No default timeout for requests (unlike TS SDK)
Initial Checks
- [x] I confirm that I'm using the latest version of MCP Python SDK
- [x] I confirm that I searched for my issue in https://github.com/modelcontextprotocol/python-sdk/issues before opening this issue
Description
Spec states: Implementations SHOULD establish timeouts for all sent requests, to prevent hung connections and resource exhaustion.
The TypeScript SDK does have a default timeout of 60 seconds on requests, and the difference between Python & TypeScript is the crux of https://github.com/modelcontextprotocol/typescript-sdk/issues/245 (which also suggests 60 seconds might not be long enough). Also related, TypeScript has a resetTimeoutOnProgress option (defaulting to falst), which would probably be useful if we do introduce a default to the Python SDK.
Example Code
Python & MCP Python SDK
Latest
https://github.com/modelcontextprotocol/python-sdk/pull/1159 adds timeout support
Thanks for opening this — having sensible timeout behavior is critical for production MCP usage, especially when LLMs are orchestrating many tool calls.
From a broader SDK perspective, there are two related gaps:
-
Server-side tool timeouts
- Tool and resource handlers are awaited without any server-side timeout wrapper (e.g.
anyio.fail_after()). - A single hung tool can effectively stall a session unless the client enforces its own timeout and tears down the connection.
- For typical GenAI workflows, agents often retry or fan out tool calls, so one hung tool can easily multiply into many hung requests.

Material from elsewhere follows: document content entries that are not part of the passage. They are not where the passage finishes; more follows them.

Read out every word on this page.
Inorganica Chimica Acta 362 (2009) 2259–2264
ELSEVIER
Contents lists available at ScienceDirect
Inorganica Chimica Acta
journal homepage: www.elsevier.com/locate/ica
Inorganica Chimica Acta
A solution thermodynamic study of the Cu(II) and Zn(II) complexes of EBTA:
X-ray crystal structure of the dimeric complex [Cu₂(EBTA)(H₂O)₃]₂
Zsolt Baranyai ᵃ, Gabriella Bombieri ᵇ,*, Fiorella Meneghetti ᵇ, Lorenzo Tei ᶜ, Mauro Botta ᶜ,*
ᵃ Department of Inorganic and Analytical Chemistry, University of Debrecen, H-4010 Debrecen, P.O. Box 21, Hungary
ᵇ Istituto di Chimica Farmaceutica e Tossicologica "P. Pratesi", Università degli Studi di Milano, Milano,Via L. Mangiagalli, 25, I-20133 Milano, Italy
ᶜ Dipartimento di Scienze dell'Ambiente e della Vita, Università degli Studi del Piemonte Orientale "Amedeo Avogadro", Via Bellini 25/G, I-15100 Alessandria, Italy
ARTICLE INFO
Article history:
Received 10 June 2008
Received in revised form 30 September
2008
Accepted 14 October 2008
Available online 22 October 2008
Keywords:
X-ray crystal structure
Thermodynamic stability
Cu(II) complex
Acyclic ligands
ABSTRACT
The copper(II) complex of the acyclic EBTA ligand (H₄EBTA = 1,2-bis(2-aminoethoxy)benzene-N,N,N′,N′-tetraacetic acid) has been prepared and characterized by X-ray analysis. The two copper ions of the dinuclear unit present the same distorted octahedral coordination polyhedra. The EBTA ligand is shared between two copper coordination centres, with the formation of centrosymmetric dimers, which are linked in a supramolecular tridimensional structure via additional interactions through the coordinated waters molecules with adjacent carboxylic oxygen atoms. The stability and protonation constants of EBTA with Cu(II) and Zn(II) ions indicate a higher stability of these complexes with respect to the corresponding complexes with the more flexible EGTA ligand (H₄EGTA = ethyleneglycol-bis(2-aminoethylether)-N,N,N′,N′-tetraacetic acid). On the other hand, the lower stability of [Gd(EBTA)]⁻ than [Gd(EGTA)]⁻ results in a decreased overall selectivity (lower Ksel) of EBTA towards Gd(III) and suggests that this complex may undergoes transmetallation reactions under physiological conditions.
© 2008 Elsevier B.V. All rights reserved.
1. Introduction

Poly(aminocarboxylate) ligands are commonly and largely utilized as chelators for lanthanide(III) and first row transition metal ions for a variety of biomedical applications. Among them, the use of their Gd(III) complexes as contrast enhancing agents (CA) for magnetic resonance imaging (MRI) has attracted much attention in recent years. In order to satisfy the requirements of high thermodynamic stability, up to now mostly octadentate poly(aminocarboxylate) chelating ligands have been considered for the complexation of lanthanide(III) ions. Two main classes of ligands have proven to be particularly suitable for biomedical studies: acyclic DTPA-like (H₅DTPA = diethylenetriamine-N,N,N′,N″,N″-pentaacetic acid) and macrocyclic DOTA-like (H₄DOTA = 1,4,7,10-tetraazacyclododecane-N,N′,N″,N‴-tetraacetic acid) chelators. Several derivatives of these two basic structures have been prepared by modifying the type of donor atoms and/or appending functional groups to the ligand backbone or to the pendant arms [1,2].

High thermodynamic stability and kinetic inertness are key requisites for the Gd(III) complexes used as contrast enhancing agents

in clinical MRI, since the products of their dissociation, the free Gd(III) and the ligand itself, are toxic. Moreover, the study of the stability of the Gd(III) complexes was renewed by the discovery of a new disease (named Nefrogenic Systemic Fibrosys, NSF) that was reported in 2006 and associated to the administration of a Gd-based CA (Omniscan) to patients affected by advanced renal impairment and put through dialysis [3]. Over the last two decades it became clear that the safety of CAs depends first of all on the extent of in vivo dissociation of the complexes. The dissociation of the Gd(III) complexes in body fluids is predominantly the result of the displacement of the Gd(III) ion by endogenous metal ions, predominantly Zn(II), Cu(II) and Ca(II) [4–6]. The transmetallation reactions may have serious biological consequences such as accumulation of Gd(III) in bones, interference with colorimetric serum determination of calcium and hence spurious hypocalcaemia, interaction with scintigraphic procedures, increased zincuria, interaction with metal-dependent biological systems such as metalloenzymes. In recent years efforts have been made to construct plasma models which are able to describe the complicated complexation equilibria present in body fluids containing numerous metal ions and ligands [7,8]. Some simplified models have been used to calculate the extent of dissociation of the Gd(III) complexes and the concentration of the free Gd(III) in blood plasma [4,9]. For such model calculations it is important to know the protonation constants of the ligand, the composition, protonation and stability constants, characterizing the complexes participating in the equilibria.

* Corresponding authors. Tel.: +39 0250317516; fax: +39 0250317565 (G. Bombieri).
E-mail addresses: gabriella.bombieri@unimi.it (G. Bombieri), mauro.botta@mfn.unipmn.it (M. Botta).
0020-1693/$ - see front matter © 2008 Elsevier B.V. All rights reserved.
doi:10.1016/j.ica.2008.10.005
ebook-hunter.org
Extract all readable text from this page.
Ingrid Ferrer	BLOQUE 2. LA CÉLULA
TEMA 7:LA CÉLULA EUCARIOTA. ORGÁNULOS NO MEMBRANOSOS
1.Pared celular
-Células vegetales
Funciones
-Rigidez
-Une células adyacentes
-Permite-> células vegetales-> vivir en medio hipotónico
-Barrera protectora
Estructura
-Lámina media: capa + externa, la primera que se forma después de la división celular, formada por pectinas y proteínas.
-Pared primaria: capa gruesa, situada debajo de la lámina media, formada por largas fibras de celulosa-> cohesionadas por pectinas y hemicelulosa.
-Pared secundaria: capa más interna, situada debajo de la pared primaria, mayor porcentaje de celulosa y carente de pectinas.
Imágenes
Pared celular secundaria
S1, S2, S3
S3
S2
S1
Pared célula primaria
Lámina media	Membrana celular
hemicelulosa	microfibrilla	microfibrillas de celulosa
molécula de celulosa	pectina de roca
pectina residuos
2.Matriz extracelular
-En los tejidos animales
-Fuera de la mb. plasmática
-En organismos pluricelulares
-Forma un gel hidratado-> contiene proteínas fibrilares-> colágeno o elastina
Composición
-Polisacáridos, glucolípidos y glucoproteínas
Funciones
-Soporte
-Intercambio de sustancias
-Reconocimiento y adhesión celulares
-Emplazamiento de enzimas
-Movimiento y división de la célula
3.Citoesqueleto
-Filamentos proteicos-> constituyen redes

- Tool and resource handlers are awaited without any server-side timeout wrapper (e.g.
-
Retry policy surfaced to clients
- On the client side, we currently have
read_timeout_secondsbut no higher-levelRetryPolicyabstraction that distinguishes between:- transient errors (network, transport issues),
- server-side timeouts,
- non-retryable errors (validation, permission, etc.).

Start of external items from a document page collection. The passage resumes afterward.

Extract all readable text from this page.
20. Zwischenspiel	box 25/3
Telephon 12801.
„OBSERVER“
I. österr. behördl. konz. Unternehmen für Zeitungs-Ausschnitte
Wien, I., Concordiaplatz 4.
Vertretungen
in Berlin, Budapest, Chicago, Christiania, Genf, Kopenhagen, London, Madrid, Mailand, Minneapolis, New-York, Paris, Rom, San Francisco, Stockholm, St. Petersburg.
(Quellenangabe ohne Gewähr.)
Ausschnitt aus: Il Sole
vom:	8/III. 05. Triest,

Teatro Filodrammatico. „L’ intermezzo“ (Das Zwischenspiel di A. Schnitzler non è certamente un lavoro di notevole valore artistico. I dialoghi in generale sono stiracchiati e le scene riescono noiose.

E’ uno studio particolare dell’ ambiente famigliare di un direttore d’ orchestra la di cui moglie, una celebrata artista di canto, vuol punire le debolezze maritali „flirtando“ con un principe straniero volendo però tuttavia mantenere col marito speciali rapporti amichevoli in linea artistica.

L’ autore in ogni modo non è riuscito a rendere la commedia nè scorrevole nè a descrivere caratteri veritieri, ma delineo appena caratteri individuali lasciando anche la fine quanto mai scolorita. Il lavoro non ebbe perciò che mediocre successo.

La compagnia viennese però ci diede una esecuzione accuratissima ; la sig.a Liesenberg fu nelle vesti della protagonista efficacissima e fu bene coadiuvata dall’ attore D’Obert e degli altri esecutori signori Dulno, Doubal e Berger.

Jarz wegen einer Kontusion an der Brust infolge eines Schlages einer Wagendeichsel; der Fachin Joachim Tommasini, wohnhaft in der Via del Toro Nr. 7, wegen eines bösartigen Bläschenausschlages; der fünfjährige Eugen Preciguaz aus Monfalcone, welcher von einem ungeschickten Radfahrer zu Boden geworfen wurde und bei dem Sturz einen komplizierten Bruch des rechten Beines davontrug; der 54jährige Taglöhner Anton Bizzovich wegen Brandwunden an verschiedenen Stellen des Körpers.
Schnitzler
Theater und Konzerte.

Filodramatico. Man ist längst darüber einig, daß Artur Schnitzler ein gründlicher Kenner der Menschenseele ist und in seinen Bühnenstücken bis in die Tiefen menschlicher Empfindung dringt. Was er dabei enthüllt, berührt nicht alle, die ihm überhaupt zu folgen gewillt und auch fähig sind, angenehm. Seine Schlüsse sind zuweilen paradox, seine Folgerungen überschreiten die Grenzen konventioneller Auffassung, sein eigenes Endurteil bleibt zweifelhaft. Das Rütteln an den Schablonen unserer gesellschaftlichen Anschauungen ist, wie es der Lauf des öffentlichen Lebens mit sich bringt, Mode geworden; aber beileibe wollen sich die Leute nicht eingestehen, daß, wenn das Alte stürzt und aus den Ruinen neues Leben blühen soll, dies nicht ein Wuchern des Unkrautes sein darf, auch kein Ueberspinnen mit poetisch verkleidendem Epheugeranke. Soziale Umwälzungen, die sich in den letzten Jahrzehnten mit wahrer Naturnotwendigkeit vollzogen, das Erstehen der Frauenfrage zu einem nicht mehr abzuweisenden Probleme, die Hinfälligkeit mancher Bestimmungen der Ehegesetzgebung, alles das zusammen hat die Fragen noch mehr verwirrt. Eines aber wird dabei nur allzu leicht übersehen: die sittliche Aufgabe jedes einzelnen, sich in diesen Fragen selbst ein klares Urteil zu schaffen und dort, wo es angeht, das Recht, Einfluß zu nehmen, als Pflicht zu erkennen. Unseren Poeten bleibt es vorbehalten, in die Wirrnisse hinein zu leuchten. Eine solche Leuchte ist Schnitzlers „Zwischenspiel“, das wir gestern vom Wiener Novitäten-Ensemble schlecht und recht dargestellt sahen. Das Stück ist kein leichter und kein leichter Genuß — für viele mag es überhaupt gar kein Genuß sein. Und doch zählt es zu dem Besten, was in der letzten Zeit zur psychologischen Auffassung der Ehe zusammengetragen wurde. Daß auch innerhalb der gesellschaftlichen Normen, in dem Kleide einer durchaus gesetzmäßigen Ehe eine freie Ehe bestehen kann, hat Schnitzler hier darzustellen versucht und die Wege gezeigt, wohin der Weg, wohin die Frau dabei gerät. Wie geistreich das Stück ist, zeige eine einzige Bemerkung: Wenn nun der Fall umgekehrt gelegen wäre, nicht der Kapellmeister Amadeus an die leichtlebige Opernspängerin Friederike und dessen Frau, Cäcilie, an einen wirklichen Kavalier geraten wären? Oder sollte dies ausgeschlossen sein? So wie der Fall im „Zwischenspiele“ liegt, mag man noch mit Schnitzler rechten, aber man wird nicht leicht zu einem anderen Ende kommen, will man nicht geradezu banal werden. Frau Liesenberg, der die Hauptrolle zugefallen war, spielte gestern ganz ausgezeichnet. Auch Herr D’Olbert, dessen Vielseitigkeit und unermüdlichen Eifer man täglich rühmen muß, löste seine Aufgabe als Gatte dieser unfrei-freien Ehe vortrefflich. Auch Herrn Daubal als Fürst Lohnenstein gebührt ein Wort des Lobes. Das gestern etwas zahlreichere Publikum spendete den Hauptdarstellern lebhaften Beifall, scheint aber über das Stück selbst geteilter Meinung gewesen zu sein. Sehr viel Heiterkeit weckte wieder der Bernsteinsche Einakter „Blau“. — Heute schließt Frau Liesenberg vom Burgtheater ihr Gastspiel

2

- Without a structured view of error types, LLM agents end up guessing when to retry.
- On the client side, we currently have
Concretely, it might be useful to extend this issue (or create a follow-up) to cover:
- A configurable server-side timeout for tool execution (with a reasonable default, e.g. 30s), returning a clear “timeout” error on the protocol layer.
- A client-side
RetryPolicyor equivalent hook that:- treats timeouts and transient transport issues as retryable (with backoff),
- treats validation/semantic errors as non-retryable by default.
If maintainers are open to this direction, I’d be happy to help draft a more detailed proposal and/or work on a PR that wires in:
- a per-tool execution timeout on the server, and
- a minimal
RetryPolicyon the client with a simple backoff strategy and clear error messages.
This is a valid gap - we should match the TypeScript SDK's behavior here.
What the spec says:
"Implementations SHOULD establish timeouts for all sent requests, to prevent hung connections and resource exhaustion. When the request has not received a success or error response within the timeout period, the sender SHOULD issue a cancellation notification for that request and stop waiting for a response."
This is specifically about client-side request timeouts - how long the client waits for a response from the server.
TypeScript SDK:
- Default
DEFAULT_REQUEST_TIMEOUT_MSEC = 60000(60 seconds) - Per-request
timeoutoption resetTimeoutOnProgressoption
Python SDK currently:
- Has
read_timeout_secondsandrequest_read_timeout_secondsbut no default - No
resetTimeoutOnProgressequivalent
Proposed fix: Add a default timeout of 60 seconds to match TS SDK, with the ability to override per-request. Could also add progress-based timeout reset as a follow-up.